The camp was growing small in the distance as they bounced along the savanna, and Terrance was feeling more anger than fear. Yes, there was the helplessness of having to accept treatment like this because these two men had guns and they didn’t, and, yes, there was the unmistakable reality that these bastards were part of a group that had coolly shot an unarmed grandfather and two rangers—one who had his rifle out and was going to try to protect the Americans, but one who had simply failed to drop his gun quickly enough. Terrance was frightened, readily he could admit that to himself. But he was also furious.

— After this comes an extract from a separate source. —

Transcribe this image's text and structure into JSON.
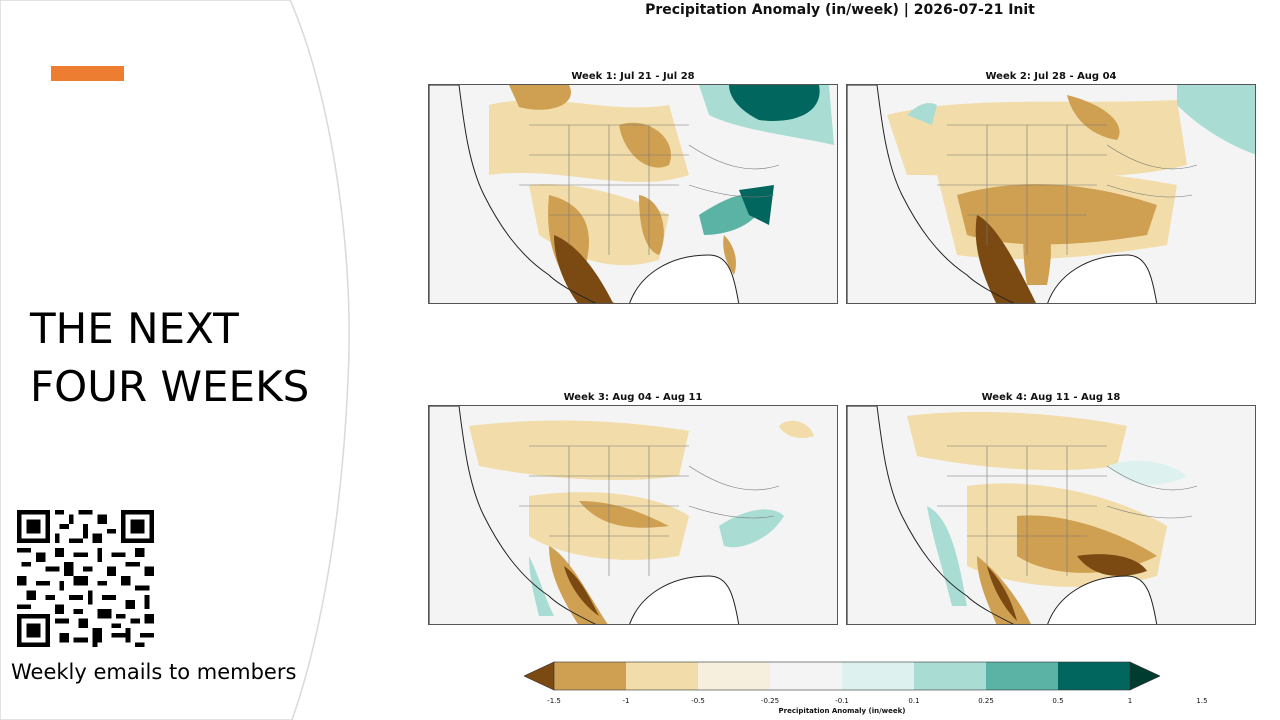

How the fuck had he escaped the humiliations great and small that dogged a Black man in huge chunks of America, only to wind up with two white guys holding him at gunpoint in Africa? Was there no place on the planet where he wouldn’t have to calculate whether a slight was worth a response or whether he should let the indignity breeze past him? Was there no place in the world where he wasn’t going to—in this case, quite literally—have to fight to survive?
* * *
.?.?.
He’d gotten death threats before when they’d been shooting on location, especially the two times he’d agreed to film south of the Mason-Dixon line. There was the cop drama, some of which was set on the Outer Banks off North Carolina, and there were those nightmarish six days when they’d filmed in Mobile. He hoped he’d never have to film again in the South, but he knew that his clout was limited. (How hard had Natalie Wood worked to get the authority from the studio to pick even one of her films? She’d told Terrance it was practically a cockfight when she announced that she wanted to be in West Side Story.) At least he would try never again to film in the South. But Tennessee would always be the deal breaker, his line in the sand: if he was ever sent a script for a picture that was set in Tennessee, either he’d put in a rider that his scenes were to be filmed anyplace but Tennessee or he’d pass. Now that he had moved his parents to California and his sister and brother-in-law lived in Chicago, he was never going to set foot in that state again. He doubted his parents or his sister would either. His parents had gotten a dog last year, an adorable little mutt from the shelter that was part terrier and, they joked, part pig. They doted on that animal like it was a newborn baby and he asked them why they’d never had a dog when he and his sister had been kids, given how much they adored having a pet. And it was only after the question had escaped his mouth that he had the flashback: they had had a dog. And someone had poisoned it. He was too young to have more than vague, inchoate memories of the animal, because he’d been three—maybe four—when someone had killed it, but he’d figured out early on how the dog’s murder had devastated his mother and how he should never, ever bring it up. And soon the memory was buried deep in the sludge of the hippocampus, unrecoverable until his parents, safely in Southern California, had gotten another pet and the lugubrious recollection had been exhumed.